Por outro lado, as angústias parentais frente à Covid podem também ser lidas nas crianças, mas também lidas por elas, nos semblantes angustiados de pais que entram em casa sem abraços, algumas vezes só com as roupas íntimas, buscando evitar o contágio dos familiares. Medos noturnos, regressões a sintomas anteriores, crises de agitação são apenas alguns dos sintomas que podemos escutar sobre as crianças neste período e requerem daqueles que da infância se ocupam um cuidado redobrado e criatividade na manutenção de contatos com as famílias e os pacientes, seja através de conversas com os pais, seja nos encontros online com as crianças ou nas mensagens de voz ou texto, que permitam a sustentação do laço transferencial.
Estes sintomas e dificuldades nos mostram o olhar aguçado das crianças sobre situações dramáticas, que insistimos em manter distantes delas, lançando luz sobre o sofrimento dos pequenos e sobre sua capacidade de interpretar as situações do mundo que elas vivenciam, produzindo suas próprias respostas.
A pergunta que faço sobre o “depois” vai requerer de todos, mas principalmente daqueles que à infância se dedicam, um espaço para que o traumático deste evento se transforme em palavras, em rabiscos, em desenhos, dando nome à angustia que marca e marcará a memória deste tempo que todos habitamos, tempo em que estamos todos, sem exceção, frente ao vazio, à falta de explicação e à morte.
Querida professora já havia lhe dito o quanto me identifiquei com o seu texto, muito pertinente, lúcido e verdadeiro. Obrigada pela escrita, pois ela, de forma muito bonita e simples, nos mostra que somos apenas seres humanos e que não daremos conta de tudo e ok! A incerteza nos ronda diariamente, mas agora se acentuou com a angústia… E tá tudo bem… Quando li, eu pensei: ufa! Pensei que estava sozinha navegando no barco da angústia e das incertezas… Mas vejo que não e agora já não me sinto tão sozinha mais… Sinceramente, muito obrigada ❤
É incrível como consegue transmitir clareza e conhecimento, com muito amor, em tudo que escreve.
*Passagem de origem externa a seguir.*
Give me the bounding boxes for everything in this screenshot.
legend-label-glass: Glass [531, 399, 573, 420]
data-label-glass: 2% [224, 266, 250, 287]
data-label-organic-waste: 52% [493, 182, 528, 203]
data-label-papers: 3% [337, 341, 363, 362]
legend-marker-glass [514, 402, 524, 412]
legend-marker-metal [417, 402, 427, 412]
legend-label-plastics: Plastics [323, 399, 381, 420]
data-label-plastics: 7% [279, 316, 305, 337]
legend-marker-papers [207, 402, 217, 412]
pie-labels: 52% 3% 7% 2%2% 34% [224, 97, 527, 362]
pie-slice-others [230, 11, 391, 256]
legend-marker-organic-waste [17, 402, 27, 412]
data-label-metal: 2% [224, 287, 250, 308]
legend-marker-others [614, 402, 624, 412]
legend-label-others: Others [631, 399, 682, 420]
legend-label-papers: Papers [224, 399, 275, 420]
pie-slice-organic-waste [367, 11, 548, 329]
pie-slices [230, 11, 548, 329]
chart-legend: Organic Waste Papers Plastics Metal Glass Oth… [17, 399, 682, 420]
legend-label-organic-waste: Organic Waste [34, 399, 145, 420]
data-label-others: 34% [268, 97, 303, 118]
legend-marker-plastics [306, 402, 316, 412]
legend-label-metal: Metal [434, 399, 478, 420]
Com certeza esse período vem sendo muito difícil para os pais, que por diversos momentos se perguntam o que fazer.
Que enquanto psicólogos possamos ajudá-los nesse momento tão difícil. Obrigada por compartilhar!
Outro dia pensava eu sobre como seria discutido em aula professora Mercês, às consequências do confinamento social sobre os corpos, nosso território.. Entao me deparo com teu texto que fala muito sobre meu questionamento.. Super!!!!